Justice Kagan writes a dissenting opinion, joined by Justices Breyer and Sotomayor. The dissenters take particular aim at the majority’s overruling of Teague. From Justice Kagan’s introduction:
So everything rests on the majority’s last move—the overturning of Teague’s watershed exception. If there can never be any watershed rules—as the majority here asserts out of the blue—then, yes, jury unanimity cannot be one. The result follows trippingly from the premise. But adopting the premise requires departing from judicial practice and principle. In overruling a critical aspect of Teague, the majority follows none of the usual rules of stare decisis. It discards precedent without a party requesting that action. And it does so with barely a reason given, much less the “special justification” our law demands. Halliburton Co. v. Erica P. John Fund, Inc., 573 U. S. 258, 266 (2014).
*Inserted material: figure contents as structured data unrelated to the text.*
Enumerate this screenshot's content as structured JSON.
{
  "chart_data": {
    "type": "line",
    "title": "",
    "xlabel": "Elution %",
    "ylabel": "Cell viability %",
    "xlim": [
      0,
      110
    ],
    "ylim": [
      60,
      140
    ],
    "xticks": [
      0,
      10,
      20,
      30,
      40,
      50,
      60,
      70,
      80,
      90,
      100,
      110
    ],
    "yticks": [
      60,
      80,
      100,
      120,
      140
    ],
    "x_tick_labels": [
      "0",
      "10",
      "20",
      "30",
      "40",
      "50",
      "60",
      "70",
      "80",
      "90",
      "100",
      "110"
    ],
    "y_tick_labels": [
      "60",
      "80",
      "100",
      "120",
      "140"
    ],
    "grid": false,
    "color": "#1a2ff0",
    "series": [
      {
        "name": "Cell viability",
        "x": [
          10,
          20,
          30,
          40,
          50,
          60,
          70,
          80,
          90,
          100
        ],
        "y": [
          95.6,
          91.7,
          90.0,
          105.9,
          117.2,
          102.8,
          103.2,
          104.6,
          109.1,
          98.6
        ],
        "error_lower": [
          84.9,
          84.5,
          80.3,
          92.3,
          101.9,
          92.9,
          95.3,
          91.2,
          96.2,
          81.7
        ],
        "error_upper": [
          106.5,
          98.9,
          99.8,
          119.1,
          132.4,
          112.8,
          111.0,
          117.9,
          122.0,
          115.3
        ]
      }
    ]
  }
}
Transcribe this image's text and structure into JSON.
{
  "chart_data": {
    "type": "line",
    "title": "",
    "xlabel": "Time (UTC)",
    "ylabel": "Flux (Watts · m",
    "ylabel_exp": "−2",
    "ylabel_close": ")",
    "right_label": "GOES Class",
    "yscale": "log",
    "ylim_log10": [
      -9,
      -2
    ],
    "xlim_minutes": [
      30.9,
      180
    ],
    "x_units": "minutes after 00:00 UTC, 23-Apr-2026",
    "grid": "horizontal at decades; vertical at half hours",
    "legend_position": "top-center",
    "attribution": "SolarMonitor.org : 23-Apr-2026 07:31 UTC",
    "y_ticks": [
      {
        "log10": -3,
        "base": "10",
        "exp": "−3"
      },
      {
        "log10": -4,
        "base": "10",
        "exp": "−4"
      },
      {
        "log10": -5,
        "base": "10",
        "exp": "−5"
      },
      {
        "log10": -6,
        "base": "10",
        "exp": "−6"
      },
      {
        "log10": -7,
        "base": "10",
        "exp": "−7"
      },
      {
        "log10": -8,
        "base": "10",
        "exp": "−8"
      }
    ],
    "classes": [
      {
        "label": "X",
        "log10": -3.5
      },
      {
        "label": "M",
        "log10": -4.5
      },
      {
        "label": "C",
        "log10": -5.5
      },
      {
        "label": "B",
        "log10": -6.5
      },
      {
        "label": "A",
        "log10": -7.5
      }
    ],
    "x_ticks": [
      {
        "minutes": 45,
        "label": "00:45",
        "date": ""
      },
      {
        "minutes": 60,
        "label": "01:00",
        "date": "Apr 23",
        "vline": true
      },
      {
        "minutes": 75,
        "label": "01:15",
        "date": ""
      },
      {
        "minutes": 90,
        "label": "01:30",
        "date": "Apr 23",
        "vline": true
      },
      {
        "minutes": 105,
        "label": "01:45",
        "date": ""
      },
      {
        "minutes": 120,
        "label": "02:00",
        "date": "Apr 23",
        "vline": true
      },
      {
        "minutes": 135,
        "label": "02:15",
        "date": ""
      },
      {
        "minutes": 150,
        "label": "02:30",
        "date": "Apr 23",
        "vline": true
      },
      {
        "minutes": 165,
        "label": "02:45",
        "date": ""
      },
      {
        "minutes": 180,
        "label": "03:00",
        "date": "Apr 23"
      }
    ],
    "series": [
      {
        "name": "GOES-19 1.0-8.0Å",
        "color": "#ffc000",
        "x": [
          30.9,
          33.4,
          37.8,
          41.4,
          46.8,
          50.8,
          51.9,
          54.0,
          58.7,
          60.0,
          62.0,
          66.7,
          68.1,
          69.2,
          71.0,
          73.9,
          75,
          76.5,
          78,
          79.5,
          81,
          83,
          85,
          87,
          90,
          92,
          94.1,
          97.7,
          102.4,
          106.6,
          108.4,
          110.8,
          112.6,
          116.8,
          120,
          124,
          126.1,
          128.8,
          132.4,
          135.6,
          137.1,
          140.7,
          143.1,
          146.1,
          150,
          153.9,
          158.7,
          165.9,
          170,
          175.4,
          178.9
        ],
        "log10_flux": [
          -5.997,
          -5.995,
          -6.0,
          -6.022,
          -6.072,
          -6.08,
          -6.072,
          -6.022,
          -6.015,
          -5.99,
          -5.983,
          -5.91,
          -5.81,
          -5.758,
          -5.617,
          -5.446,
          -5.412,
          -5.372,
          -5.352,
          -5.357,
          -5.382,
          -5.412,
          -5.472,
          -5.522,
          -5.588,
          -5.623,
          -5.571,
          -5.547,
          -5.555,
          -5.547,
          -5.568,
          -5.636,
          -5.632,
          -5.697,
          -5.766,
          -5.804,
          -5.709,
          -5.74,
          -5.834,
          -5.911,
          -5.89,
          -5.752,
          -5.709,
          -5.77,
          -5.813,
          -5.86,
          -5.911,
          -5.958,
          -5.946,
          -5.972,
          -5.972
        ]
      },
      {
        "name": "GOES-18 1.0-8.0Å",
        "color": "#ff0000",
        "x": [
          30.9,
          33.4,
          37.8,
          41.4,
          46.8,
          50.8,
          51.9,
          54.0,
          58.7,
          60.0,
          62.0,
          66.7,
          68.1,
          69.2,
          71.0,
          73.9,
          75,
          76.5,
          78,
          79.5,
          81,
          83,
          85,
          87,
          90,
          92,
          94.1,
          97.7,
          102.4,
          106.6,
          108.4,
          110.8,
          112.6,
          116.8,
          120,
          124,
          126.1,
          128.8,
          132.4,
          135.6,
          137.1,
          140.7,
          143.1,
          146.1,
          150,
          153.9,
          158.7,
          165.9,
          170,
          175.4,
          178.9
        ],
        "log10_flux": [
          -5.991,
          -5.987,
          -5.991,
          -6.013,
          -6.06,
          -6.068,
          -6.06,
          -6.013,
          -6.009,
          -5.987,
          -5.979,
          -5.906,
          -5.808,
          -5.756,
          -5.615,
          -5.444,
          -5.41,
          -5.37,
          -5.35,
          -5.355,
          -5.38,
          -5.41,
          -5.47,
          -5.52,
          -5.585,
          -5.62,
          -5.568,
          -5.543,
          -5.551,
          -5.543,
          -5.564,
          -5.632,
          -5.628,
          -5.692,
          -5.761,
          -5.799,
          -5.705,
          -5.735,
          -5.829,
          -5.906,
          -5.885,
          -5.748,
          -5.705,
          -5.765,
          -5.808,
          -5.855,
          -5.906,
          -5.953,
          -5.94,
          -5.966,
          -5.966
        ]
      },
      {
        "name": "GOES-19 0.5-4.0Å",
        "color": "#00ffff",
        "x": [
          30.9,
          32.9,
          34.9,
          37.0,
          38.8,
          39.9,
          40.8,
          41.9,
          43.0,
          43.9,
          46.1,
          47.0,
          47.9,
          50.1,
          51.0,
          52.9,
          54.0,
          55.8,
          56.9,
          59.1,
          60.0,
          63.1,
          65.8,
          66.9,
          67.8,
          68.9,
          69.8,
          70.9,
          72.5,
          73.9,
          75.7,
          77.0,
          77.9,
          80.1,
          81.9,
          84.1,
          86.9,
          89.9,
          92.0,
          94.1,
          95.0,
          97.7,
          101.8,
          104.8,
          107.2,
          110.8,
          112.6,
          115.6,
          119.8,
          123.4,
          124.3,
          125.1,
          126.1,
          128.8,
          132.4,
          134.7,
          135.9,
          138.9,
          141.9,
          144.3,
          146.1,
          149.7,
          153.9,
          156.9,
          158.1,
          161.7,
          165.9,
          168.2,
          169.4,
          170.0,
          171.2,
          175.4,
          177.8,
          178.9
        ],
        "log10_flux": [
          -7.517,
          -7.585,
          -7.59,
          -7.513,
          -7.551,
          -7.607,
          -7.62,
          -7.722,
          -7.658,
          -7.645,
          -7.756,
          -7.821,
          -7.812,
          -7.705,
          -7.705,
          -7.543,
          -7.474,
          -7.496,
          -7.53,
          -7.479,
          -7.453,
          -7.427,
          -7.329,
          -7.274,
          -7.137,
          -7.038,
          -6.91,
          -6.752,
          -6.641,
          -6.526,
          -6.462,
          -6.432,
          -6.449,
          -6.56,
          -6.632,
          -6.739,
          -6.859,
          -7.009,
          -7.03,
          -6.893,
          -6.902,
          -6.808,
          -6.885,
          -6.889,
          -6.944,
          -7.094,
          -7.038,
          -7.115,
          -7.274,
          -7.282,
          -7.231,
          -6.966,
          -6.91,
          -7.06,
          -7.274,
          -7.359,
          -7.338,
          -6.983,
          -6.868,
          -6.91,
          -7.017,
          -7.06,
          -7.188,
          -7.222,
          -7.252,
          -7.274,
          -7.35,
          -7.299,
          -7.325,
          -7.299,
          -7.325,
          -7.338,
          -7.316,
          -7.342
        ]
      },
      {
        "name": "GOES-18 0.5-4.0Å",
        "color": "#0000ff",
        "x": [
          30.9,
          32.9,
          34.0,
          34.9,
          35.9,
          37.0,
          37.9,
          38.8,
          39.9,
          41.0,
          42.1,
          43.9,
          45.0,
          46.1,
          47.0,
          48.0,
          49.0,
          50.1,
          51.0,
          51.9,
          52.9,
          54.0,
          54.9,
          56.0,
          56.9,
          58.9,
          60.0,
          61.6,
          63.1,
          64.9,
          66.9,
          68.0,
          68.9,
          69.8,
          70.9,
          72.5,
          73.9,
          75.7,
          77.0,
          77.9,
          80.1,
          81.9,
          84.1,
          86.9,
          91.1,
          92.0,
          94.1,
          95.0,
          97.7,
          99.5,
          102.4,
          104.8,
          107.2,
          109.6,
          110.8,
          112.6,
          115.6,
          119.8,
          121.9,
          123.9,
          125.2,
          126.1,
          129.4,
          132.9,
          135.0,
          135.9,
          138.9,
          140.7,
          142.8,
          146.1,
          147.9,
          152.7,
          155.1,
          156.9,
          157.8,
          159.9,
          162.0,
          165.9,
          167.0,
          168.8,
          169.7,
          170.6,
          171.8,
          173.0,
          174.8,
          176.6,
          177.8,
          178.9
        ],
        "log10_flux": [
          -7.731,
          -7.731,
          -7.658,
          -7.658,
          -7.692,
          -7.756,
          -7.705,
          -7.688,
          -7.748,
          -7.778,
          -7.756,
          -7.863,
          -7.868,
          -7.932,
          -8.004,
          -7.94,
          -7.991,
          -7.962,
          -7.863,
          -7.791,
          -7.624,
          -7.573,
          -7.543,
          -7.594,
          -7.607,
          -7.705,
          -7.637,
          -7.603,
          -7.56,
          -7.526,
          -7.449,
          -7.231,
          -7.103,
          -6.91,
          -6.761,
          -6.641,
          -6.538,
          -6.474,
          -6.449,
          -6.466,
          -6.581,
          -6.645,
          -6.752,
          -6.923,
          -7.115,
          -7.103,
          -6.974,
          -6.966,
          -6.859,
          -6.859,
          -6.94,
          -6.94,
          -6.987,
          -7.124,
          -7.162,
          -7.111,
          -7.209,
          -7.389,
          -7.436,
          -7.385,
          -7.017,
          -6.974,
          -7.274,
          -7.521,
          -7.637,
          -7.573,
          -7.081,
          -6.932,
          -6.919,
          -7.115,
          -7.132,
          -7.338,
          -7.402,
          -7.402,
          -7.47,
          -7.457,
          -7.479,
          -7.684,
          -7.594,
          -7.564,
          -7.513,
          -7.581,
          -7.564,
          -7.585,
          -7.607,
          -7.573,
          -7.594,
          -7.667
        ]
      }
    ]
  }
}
The majority in that way compounds its initial error: Not content to misapply Teague’s watershed provision here, see ante, at 10–14, the majority forecloses any future application, see ante, at 14–15. It prevents any procedural rule ever—no matter how integral to adjudicative fairness—from benefiting a defendant on habeas review. Thus does a settled principle of retroactivity law die, in an effort to support an insupportable ruling.
Monday, May 3, 2021
Interesting Fifth Circuit Decision on Personal Jurisdiction: Douglass v. Nippon Yusen Kabushiki Kaisha
On Friday, a panel of the U.S. Court of Appeals for the Fifth Circuit issued a very interesting per curiam decision in Douglass v. Nippon Yusen Kabushiki Kaisha. The case involves personal jurisdiction in federal court under FRCP 4(k)(2), which presents a different constitutional inquiry than most personal jurisdiction cases because it implicates the Due Process Clause of the Fifth Amendment rather than the Fourteenth Amendment.
The panel rejects jurisdiction, finding itself constrained by an earlier Fifth Circuit decision. But notwithstanding that case law, the Douglass panel finds the arguments in favor of jurisdiction “persuasive,” and Judge Elrod’s concurring opinion (joined by Judge Willett) calls for the en banc Fifth Circuit “to correct our course.” (In the interest of full disclosure, I joined an amicus brief with fellow civil procedure professors Helen Hershkoff, Arthur Miller, Alan Morrison, and John Sexton supporting the plaintiffs-appellants in this case.)